Toxicovigilância

Entende-se como Toxicovigilância o conjunto de ações que buscam eliminar ou minimizar as situações capazes de afetar a integridade física, mental e social dos indivíduos pela exposição às substâncias químicas (Dias & Araújo, 1997).

Através da toxicovigilância é que se faz o reconhecimento de possíveis efeitos tóxicos que podem ocorrer durante as diferentes etapas da vida de um produto: fabricação, comercialização, transporte, armazenamento e utilização.

Desta forma, o Centro de informações Antiveneno – CIAVE, como centro estadual de referência em Toxicologia, tem desenvolvido ações para o controle dos eventos toxicológicos, bem como contribuído para desenvolver e estimular a cultura de toxicovigilância no Estado.

A coleta, análise e o gerenciamento adequado destas informações permitem atuar em todas as áreas da prevenção e gerenciamento de crises.

Em 2008, o CIAVE registrou 6.956 eventos de exposições e intoxicações humanas 2005. Os medicamentos foram a principal causa, representando 23,4% (1.626 casos), os raticidas foram responsáveis por 9,4% das intoxicações (653 casos) e os produtos domissanitários por 6,3% (441 casos).

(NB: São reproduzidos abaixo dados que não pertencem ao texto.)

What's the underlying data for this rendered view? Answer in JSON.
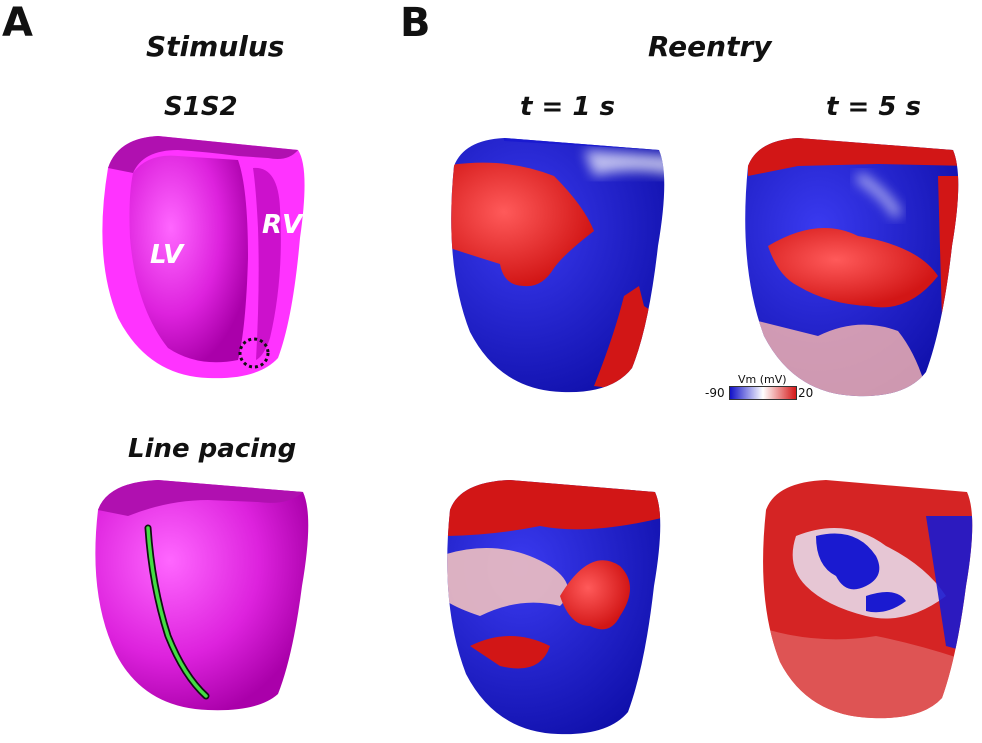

Todos estes produtos, sujeitos à vigilância sanitária, são responsáveis por intoxicações que levam a internações, sequelas e óbitos e, portanto, necessitam ser monitorados.

As informações provenientes dos centros de informação e assistência toxicológica (CIAT), como o CIAVE-BA, possibilitam nortear a adoção de políticas públicas adequadas de controle, fundamentar as ações regulatórias e contribuir na vigilância pós-comercialização de novos produtos.

Atualmente, são três os sistemas de informação utilizados na toxicovigilância: o Sistema Nacional de Informações Tóxico-farmacológicas (SINITOX), o Sistema Nacional de Notificações para a Vigilância Sanitária (NOTIVISA) e o Sistema de Informação de Agravos de Notificação (SINAN).

A notificação das intoxicações exógenas passou a ser compulsória com a publicação da Portaria MS nº 2.472, de 31 de agosto de 2010, revogada posteriormente pela Portaria MS nº 104 (de 25 de janeiro de 2011) e esta pela Portaria nº 1.271, de 6 de junho de 2014. Atualmente, encontra-se em vigor a Portaria MS nº 204, de 17 de fevereiro de 2016. A SESAB publicou a Portaria nº 1.411, de 03 de novembro de 2016, a qual define a Lista Estadual de Notificação Compulsória de doenças, agravos e eventos de saúde pública nos serviços de saúde públicos e privados em todo o território estadual.